The chairman of the Nigerian Blockchain Association, Senator Ihenyen, has asked the state's legislators-which are currently urged to revise the securities law-to consider laws to regulate the crypto industry.
The proposed law does not explicitly mention cryptocurrencies
During the Nigerian legislator, debating a bill that proposes a ten-year prison sentence for operators of Ponzi systems, Senator Ihenyen, the leader of a Nigerian blockchain lobby group, asked the state's legislators to consider the development of a law on regulating the cryptocurrency industry. He argued that an "unregulated cryptor room is not in the best interest of anyone".
ihenyen, who guides the stakeholder in Blockchain Technology Association of Nigeria (SIBAN), admits that the proposed law does not expressly mention or refers to it, but is one of what the legislator calls "forbidden systems"

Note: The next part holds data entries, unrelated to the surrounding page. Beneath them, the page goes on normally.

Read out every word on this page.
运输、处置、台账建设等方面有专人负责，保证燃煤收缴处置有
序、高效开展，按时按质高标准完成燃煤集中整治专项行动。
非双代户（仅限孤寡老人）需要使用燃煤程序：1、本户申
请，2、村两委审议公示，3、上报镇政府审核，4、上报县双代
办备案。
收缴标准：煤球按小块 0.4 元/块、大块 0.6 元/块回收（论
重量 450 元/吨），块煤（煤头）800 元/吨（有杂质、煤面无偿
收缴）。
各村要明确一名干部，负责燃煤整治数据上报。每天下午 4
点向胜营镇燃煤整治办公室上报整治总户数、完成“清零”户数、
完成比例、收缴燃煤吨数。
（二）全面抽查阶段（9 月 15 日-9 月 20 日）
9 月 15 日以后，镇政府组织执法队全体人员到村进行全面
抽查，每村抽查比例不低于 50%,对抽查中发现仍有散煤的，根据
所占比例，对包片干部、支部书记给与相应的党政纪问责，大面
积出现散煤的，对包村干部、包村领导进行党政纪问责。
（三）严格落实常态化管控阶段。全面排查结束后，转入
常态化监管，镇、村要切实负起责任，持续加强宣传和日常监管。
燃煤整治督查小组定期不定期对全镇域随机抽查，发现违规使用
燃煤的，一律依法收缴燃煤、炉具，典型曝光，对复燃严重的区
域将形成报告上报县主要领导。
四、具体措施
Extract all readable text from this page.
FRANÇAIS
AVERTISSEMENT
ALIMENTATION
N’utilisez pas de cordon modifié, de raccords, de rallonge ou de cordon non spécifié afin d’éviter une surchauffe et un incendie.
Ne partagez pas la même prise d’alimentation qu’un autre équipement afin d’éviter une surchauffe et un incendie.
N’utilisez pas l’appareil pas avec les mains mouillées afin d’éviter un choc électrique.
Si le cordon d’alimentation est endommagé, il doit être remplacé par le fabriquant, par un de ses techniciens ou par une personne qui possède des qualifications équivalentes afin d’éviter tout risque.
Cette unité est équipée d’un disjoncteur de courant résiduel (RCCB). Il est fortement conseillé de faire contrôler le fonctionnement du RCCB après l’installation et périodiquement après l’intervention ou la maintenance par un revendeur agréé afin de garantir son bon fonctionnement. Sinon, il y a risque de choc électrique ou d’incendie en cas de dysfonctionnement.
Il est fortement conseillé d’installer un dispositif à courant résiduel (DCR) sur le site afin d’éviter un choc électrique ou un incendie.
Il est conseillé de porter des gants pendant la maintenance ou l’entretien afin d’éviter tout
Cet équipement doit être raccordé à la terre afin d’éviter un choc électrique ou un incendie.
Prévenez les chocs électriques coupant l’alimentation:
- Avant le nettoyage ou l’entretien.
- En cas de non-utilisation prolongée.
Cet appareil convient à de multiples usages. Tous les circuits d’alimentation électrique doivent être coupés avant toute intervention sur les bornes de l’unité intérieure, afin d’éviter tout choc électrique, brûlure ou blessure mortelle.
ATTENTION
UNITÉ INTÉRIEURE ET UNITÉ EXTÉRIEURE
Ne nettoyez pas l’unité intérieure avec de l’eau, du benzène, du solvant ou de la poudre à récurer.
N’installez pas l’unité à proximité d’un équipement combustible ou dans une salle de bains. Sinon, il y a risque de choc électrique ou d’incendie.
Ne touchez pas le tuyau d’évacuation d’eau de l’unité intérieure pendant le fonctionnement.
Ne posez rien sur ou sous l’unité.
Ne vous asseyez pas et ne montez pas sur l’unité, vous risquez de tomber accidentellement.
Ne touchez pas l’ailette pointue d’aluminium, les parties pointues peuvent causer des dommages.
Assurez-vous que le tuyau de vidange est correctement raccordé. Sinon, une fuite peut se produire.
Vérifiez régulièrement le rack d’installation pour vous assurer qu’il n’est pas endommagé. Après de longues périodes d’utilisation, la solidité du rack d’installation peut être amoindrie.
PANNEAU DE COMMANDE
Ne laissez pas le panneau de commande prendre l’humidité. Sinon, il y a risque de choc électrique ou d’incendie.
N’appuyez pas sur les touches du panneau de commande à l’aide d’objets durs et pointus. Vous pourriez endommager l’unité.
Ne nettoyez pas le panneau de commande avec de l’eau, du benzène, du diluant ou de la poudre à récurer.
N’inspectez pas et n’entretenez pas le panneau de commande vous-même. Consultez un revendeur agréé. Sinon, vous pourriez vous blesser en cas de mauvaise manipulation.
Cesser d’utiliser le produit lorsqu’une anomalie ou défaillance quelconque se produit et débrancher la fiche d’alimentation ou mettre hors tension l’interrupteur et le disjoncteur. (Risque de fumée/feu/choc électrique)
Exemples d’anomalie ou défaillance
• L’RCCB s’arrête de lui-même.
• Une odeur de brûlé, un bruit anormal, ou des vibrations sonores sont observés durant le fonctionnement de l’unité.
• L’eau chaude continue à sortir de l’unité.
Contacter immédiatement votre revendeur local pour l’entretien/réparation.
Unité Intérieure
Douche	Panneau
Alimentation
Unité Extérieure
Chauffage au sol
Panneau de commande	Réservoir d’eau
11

The comments of the Siban's chairman report report that the Nigerian legislature had passed a law to the end of the state for a second reading. Ibrahim Babangida, one of the legislators who campaigns for a change in the law, quotes in a report by Premium Times, which explains why this has to be changed. He said:
The draft law prohibits ponzi/pyramid systems and other illegal investment systems and prescribes a prison sentence of no less than 10 years for sponsors of such systems.
In addition to the demand for a prison sentence, the legislator also wants the new law of the Nigerian stock exchange supervisory authority to grant the authority to close ponzi systems. The legislature also insists that the current law is not compatible with the current trends in capital market regulation, which is why the law has to be revised.
Most alleged crypto ponzis have nothing to do with cryptocurrencies
In the meantime, Ihenyen told Bitcoin.com News that although so-called crypto ponzi schemes dominated the headlines, it later turned out that some of these investments had nothing to do with cryptocurrencies. He said:
The tricky part in most so-called crypto ponzi schemes is-whereupon I have to point out-that many of these so-called "crypto ponzis" have nothing to do with crypto, except that crypto was used to collect the unsuspecting participants. Gelder, as well as these bad actors could have used fiat currencies.
In cases that are actually crypto, if such a crypto is not fraud or fraud, Coin, then "you will find that it is often not the crypto that has failed". Rather, it is the promoters or marketers who finally misappropriate the funds of the participants or simply disappear, which causes the investment, said Ihenyen.
Finally, the Siban President said: "As long as it is [Proposed Law] investors and consumers, it is to be welcomed."